The problem with preempting terrorists, as with preempting hurricanes, is that critics after the fact will claim that no threat existed, that risks were exaggerated, and that the preemption caused more problems than it prevented. The more successful the preemption, the more it will either go unnoticed or get criticized. Few will applaud that the U.S. has suffered no successful terrorist attack since 9-11, or that future hurricanes simply won’t cause the destruction of past ones.

The traditional political past is merely defensive: build thicker castle walls, taller levees and dikes, stronger fences. Israel’s strategy includes a high-security fence to hold terrorists at bay. Many argue that such fences should be put around the United States to filter out would-be terrorists, but few politicians want to be the little Dutch boy who uses his finger to stop the leak in our border dike that looks to many like a potential inundation of undocumented immigrants.

The problem, as President Bush rightly noted, is that our world is no longer “natural” in the old sense. We have created cities that, for terrorists or hurricanes, are centralized, highly vulnerable, and filled with large numbers of people addicted to and dependent upon government services. The cities themselves have become time bombs that can be detonated merely by disruption, natural or manmade. We must act preemptively to prevent such disruptions or risk the horrors seen in recent days in New Orleans.

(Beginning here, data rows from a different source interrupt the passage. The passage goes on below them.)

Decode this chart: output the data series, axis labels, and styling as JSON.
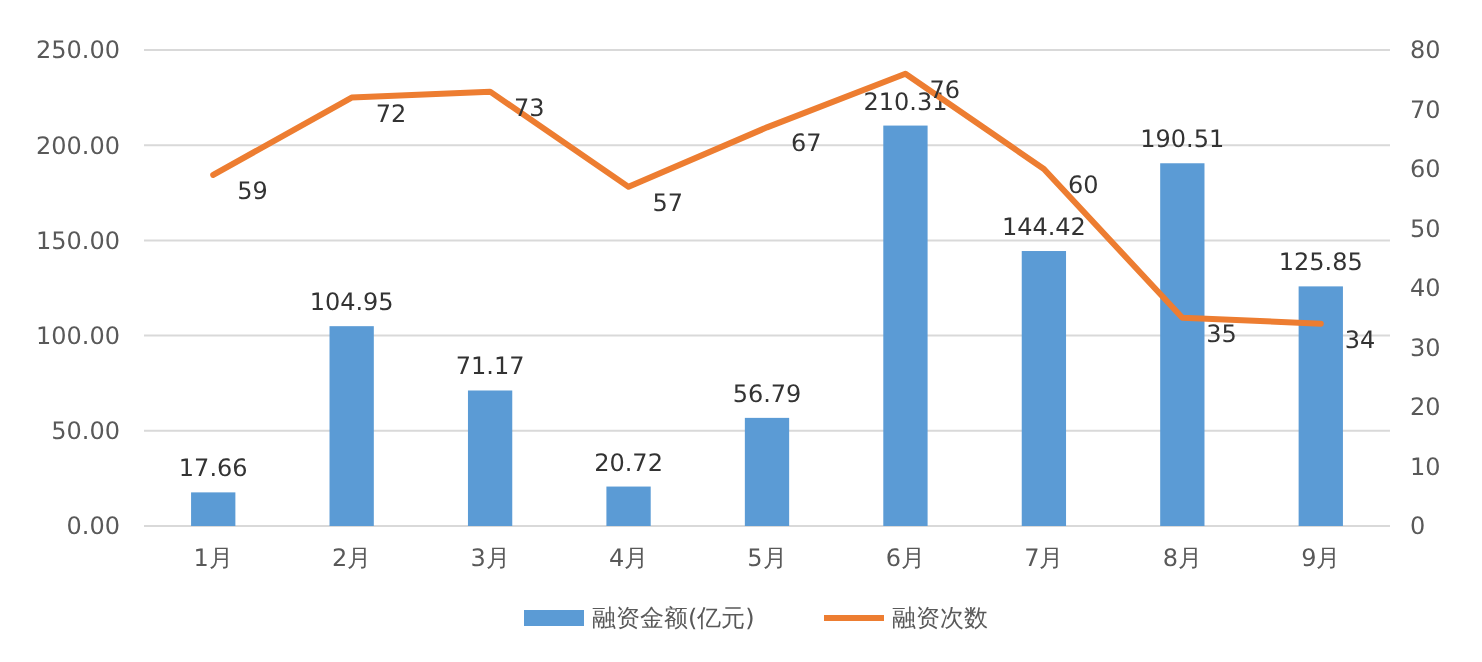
{
  "chart_data": {
    "type": "bar",
    "categories": [
      "1月",
      "2月",
      "3月",
      "4月",
      "5月",
      "6月",
      "7月",
      "8月",
      "9月"
    ],
    "series": [
      {
        "name": "融资金额(亿元)",
        "color": "#5b9bd5",
        "values": [
          17.66,
          104.95,
          71.17,
          20.72,
          56.79,
          210.31,
          144.42,
          190.51,
          125.85
        ]
      },
      {
        "name": "融资次数",
        "type": "line",
        "axis": "y2",
        "color": "#ed7d31",
        "values": [
          59,
          72,
          73,
          57,
          67,
          76,
          60,
          35,
          34
        ]
      }
    ],
    "ylim": [
      0,
      250
    ],
    "yticks": [
      {
        "value": 0,
        "label": "0.00"
      },
      {
        "value": 50,
        "label": "50.00"
      },
      {
        "value": 100,
        "label": "100.00"
      },
      {
        "value": 150,
        "label": "150.00"
      },
      {
        "value": 200,
        "label": "200.00"
      },
      {
        "value": 250,
        "label": "250.00"
      }
    ],
    "y2lim": [
      0,
      80
    ],
    "y2ticks": [
      0,
      10,
      20,
      30,
      40,
      50,
      60,
      70,
      80
    ],
    "grid": "y",
    "legend": "bottom",
    "data_labels": true,
    "marker": "none",
    "line_style": "solid"
  }
}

New Orleans itself is an artificial city whose average elevation is 6-10 feet below sea level. This is nothing new. Its founders built the original French Quarter on one of the few spots above sea level. Later generations built levees so they could expand the city into what had been malarial swamps, i.e. “natural wetlands.”

It seems surprising that left environmental extremists have not rushed to celebrate the Mississippi River reclaiming its onetime territory, much as they cheered “let it burn” when President Bill Clinton let forest fires ravage Yellowstone National Park. If New Orleans were 100 percent Caucasian instead of 70 percent African-American, the enviro-kooks probably would be demanding that it be left in its flooded natural state.

These are the selfsame leftists who declare that the war in Iraq is being fought “over oil,” which the United States could get instead from the Arctic National Wildlife Refuge (ANWR), untapped until now because of environmentalist objections.

So how “natural” does the left want our future to be?

In its natural state almost all of New Orleans was and would be under water. In America’s natural state, we have the most violent weather of any major nation on earth, owing to where we sit between the Equator and North Pole and how seasonal weather changes rake over us. If the environmentalist doomsayers are right, global warming is already starting to bring bigger, more violent hurricanes and rising sea levels. If science gives us the means to modify the weather, should we curb this meteorological peril to humankind?

Do we have the moral right, like the beaver, to build dams and levees to reshape our environment into more human-friendly forms? President Clinton had begun tearing down “clean” hydropower dams in the Pacific Northwest. San Francisco environmentalists a few years ago applauded a Republican Secretary of Interior’s plan to undam the Hetch-Hetchy reservoir and restore a Yosemite valley to its natural spendor – until they learned that this man-made reservoir supplied most the drinking water used by San Francisco.

Do we have the right, in self-defense, to preemptively modify hurricanes that threaten our lives, or to preemptively attack terrorists who threaten to enslave and destroy us and who attempt to obtain nuclear, chemical and biological weapons to achieve this?

Instead of today’s partisan blame game, these are the debates we ought to be having.